Business Standard

Maximise tax benefit on interest income from savings accounts

For non-senior citizens, the maximum benefit can go up to ~17,000 using Section 80TTA and Section 10(15)(i)

- BINDISHA SARANG

Many taxpayers would have kept higher than usual levels of cash in their savings accounts during the past year to have quick access to money in an emergency. The interest earned from savings accounts would, therefore, be higher this year. Taxpayers should familiaris­e themselves with all the benefits available on such income to minimise their tax outgo.

Section 80 TTA

An individual or Hindu Undivided Family can claim deduction under Section 80TTA up to ~10,000 on interest earned in a savings account. Gopal Bohra, partner, N.A. Shah Associates, says, “The savings account can be with any bank, co-operative bank or post office.” However, no deduction is allowed on the interest earned from time deposits, fixed deposits (FDS), or recurring deposits.

Those who hold joint accounts need to understand how Section 80TTA will apply to them.

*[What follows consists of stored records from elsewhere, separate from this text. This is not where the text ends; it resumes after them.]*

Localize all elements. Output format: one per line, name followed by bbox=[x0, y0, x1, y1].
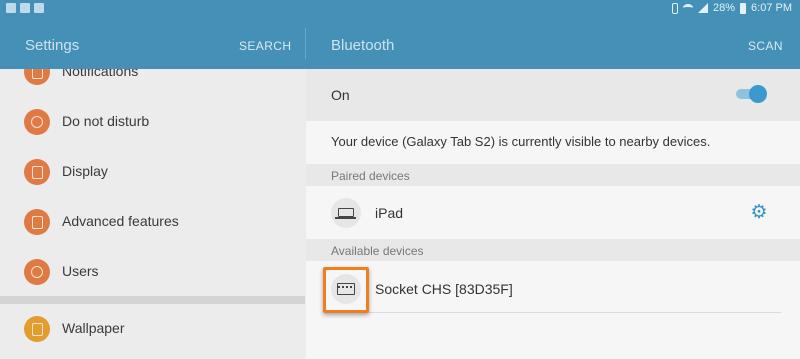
header-divider bbox=[305, 28, 306, 59]
menu-item-users[interactable]: Users bbox=[0, 247, 305, 297]
paired-device-ipad[interactable]: iPad ⚙ bbox=[306, 190, 800, 235]
device-name: Socket CHS [83D35F] bbox=[375, 281, 513, 297]
wallpaper-icon bbox=[24, 316, 50, 342]
clock: 6:07 PM bbox=[751, 2, 792, 14]
users-icon bbox=[24, 259, 50, 285]
menu-item-label: Display bbox=[62, 163, 108, 179]
bluetooth-toggle[interactable] bbox=[736, 85, 768, 103]
notifications-icon bbox=[24, 69, 50, 85]
bluetooth-title: Bluetooth bbox=[331, 37, 395, 54]
status-bar: 28% 6:07 PM bbox=[0, 0, 800, 18]
bluetooth-status-icon bbox=[672, 2, 678, 14]
settings-title: Settings bbox=[25, 37, 80, 54]
paired-devices-header: Paired devices bbox=[306, 164, 800, 186]
menu-item-display[interactable]: Display bbox=[0, 147, 305, 197]
app-bar: Settings SEARCH Bluetooth SCAN bbox=[0, 18, 800, 69]
available-devices-header: Available devices bbox=[306, 239, 800, 261]
status-indicators: 28% 6:07 PM bbox=[672, 2, 792, 14]
advanced-features-icon bbox=[24, 209, 50, 235]
gallery-notification-icon bbox=[6, 3, 16, 13]
bluetooth-panel: On Your device (Galaxy Tab S2) is curren… bbox=[306, 69, 800, 359]
available-device-socket[interactable]: Socket CHS [83D35F] bbox=[306, 266, 800, 311]
toggle-knob bbox=[749, 85, 767, 103]
settings-menu: Notifications Do not disturb Display Adv… bbox=[0, 69, 305, 359]
search-button[interactable]: SEARCH bbox=[239, 39, 291, 53]
toggle-label: On bbox=[331, 87, 350, 103]
device-name: iPad bbox=[375, 205, 404, 221]
battery-percent: 28% bbox=[713, 2, 736, 14]
section-divider bbox=[0, 296, 305, 304]
menu-item-do-not-disturb[interactable]: Do not disturb bbox=[0, 97, 305, 147]
notification-icons bbox=[6, 3, 44, 13]
highlight-box bbox=[323, 267, 369, 313]
menu-item-wallpaper[interactable]: Wallpaper bbox=[0, 304, 305, 354]
visibility-message: Your device (Galaxy Tab S2) is currently… bbox=[331, 134, 711, 149]
menu-item-notifications[interactable]: Notifications bbox=[0, 69, 305, 97]
menu-item-label: Notifications bbox=[62, 69, 139, 79]
bluetooth-toggle-row[interactable]: On bbox=[306, 69, 800, 121]
screenshot-notification-icon bbox=[34, 3, 44, 13]
display-icon bbox=[24, 159, 50, 185]
menu-item-advanced-features[interactable]: Advanced features bbox=[0, 197, 305, 247]
gear-icon[interactable]: ⚙ bbox=[750, 203, 768, 222]
wifi-icon bbox=[683, 4, 693, 12]
paired-devices-label: Paired devices bbox=[331, 169, 410, 183]
battery-icon bbox=[740, 2, 747, 14]
signal-icon bbox=[698, 3, 708, 13]
image-notification-icon bbox=[20, 3, 30, 13]
scan-button[interactable]: SCAN bbox=[748, 39, 783, 53]
menu-item-label: Advanced features bbox=[62, 213, 179, 229]
menu-item-label: Do not disturb bbox=[62, 113, 150, 129]
device-icon-circle bbox=[331, 198, 361, 228]
laptop-icon bbox=[335, 208, 356, 219]
menu-item-label: Users bbox=[62, 263, 99, 279]
available-devices-label: Available devices bbox=[331, 244, 424, 258]
do-not-disturb-icon bbox=[24, 109, 50, 135]
row-divider bbox=[331, 312, 781, 313]
menu-item-label: Wallpaper bbox=[62, 320, 125, 336]
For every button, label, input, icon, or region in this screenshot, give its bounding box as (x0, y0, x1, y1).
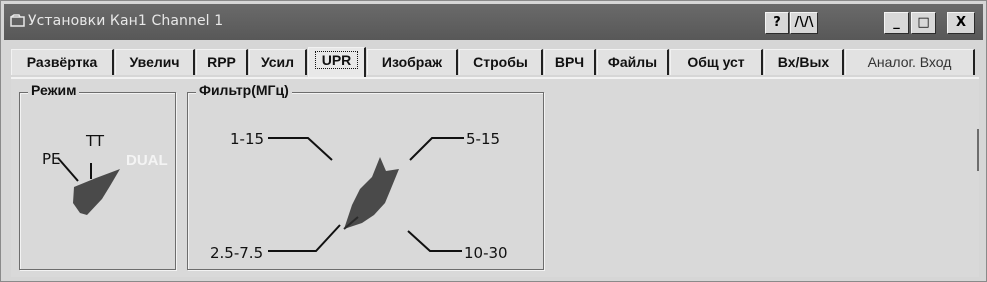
tab-analog-vhod[interactable]: Аналог. Вход (845, 49, 975, 75)
filter-option-10-30[interactable]: 10-30 (464, 244, 508, 262)
tab-vh-vyh[interactable]: Вх/Вых (764, 49, 844, 75)
window-title: Установки Кан1 Channel 1 (28, 13, 224, 29)
minimize-button[interactable]: _ (884, 12, 909, 34)
mode-option-tt[interactable]: TT (86, 132, 104, 150)
filter-group: Фильтр(МГц) 1-15 5-15 2.5-7.5 10-30 (187, 82, 544, 270)
maximize-button[interactable]: □ (911, 12, 936, 34)
mode-group: Режим PE TT DUAL (19, 82, 176, 270)
mode-selector-knob[interactable] (40, 151, 150, 221)
tab-usil[interactable]: Усил (249, 49, 307, 75)
filter-option-2-5-7-5[interactable]: 2.5-7.5 (210, 244, 263, 262)
mode-group-title: Режим (28, 82, 80, 98)
filter-selector-knob[interactable] (268, 133, 468, 263)
settings-window: Установки Кан1 Channel 1 ? /\/\ _ □ X Ра… (0, 0, 987, 282)
tab-faily[interactable]: Файлы (597, 49, 669, 75)
tab-uvelich[interactable]: Увелич (115, 49, 195, 75)
tab-upr[interactable]: UPR (308, 47, 366, 77)
title-bar[interactable]: Установки Кан1 Channel 1 ? /\/\ _ □ X (4, 4, 983, 40)
close-button[interactable]: X (947, 12, 975, 34)
tab-stroby[interactable]: Стробы (459, 49, 543, 75)
panel-edge-mark (977, 129, 979, 171)
filter-group-title: Фильтр(МГц) (196, 82, 292, 98)
tab-izobrazh[interactable]: Изображ (367, 49, 458, 75)
filter-option-5-15[interactable]: 5-15 (466, 130, 500, 148)
filter-option-1-15[interactable]: 1-15 (230, 130, 264, 148)
window-icon (10, 14, 25, 27)
tab-vrch[interactable]: ВРЧ (544, 49, 596, 75)
help-button[interactable]: ? (765, 12, 789, 34)
tab-obsch-ust[interactable]: Общ уст (670, 49, 763, 75)
upr-panel: Режим PE TT DUAL Фильтр(МГц) 1-15 5-15 2… (11, 77, 979, 277)
plot-button[interactable]: /\/\ (790, 12, 818, 34)
tab-razvertka[interactable]: Развёртка (11, 49, 114, 75)
tab-bar: Развёртка Увелич RPP Усил UPR Изображ Ст… (11, 47, 981, 77)
tab-rpp[interactable]: RPP (196, 49, 248, 75)
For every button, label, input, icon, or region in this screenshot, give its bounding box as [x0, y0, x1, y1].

Kapil Rana, founder and chairman, Hostbooks, says, “In case of a joint account, both can claim partial deduction, i.e., of 50 per cent, subject to the maximum limit of ~10,000 for both individual­s separately.”

For example, if two joint account holders of a savings bank account have disclosed in their income-tax (I-T) return, the share of their income as 50 per cent each of total interest income of ~19,000 earned from their joint account, then both can claim a deduction of ~9,500 each.

Section 80TTB

Deduction under Section 80TTB is allowed to senior citizens on the interest income earned from any bank deposit, including FD.

Naveen Wadhwa, deputy general manager, Taxmann, says, “Deduction up to ~50,000 is allowed under this provision on interest earned on deposits (including FDS) held in a banking company, including any bank or banking institutio­n; a co-operative society engaged in banking business (including a co-operative land mortgage bank or a co-operative land developmen­t bank); or a post office.”

Section 10(15)(i)

Many taxpayers may not be aware that they can avail of an additional exemption under Section 10(15)(i) of the I-T Act. This benefit is available on the interest income from a post office savings scheme to the extent of ~3,500 in an individual account and ~7,000 in a joint account.

Bohra says, “Section 10(15)(i) provides an exemption to income earned in the form of interest, premium on redemption or any other payment on securities, bonds, annuity certificat­es, savings certificat­es, etc issued by the central government by way of notificati­on.”

Some of the notified bonds or securities where the entire interest income is exempt under Section 10(15)(i) are 12-year national savings annuity certificat­es, post office cash certificat­es, post office cumulative time deposits, etc.

Points to keep in mind

An individual can claim deduction under either Section 80TTA or Section 80TTB. He cannot claim deductions under both Sections at the same time. However, Section 10(15)(i) benefit can be availed of with Section 80TTA or 80TTB. Rana says, “An individual is entitled to claim exemption under Section 10(15)(i), as well as deduction under Section 80TTA or 80TTB.”

The maximum benefit an individual can avail of on the interest income from a savings account can go up to ~17,000.

According to Rana, “An individual can save tax on interest income up to ~13,500 in case of a single-owned savings account and ~17,000 in case of a joint savings account opened in a post office.”

If pre-filled data is incorrect

Some of the fields in I-T return forms are auto- or pre-filled by the I-T department. Rana says, “It is an individual’s responsibi­lity to check the pre-filled data and ensure all the fields are correctly filled. If you find that some fields are incorrect, correct them.” Wadhwa, too, adds that the pre-filled data is editable and should be modified.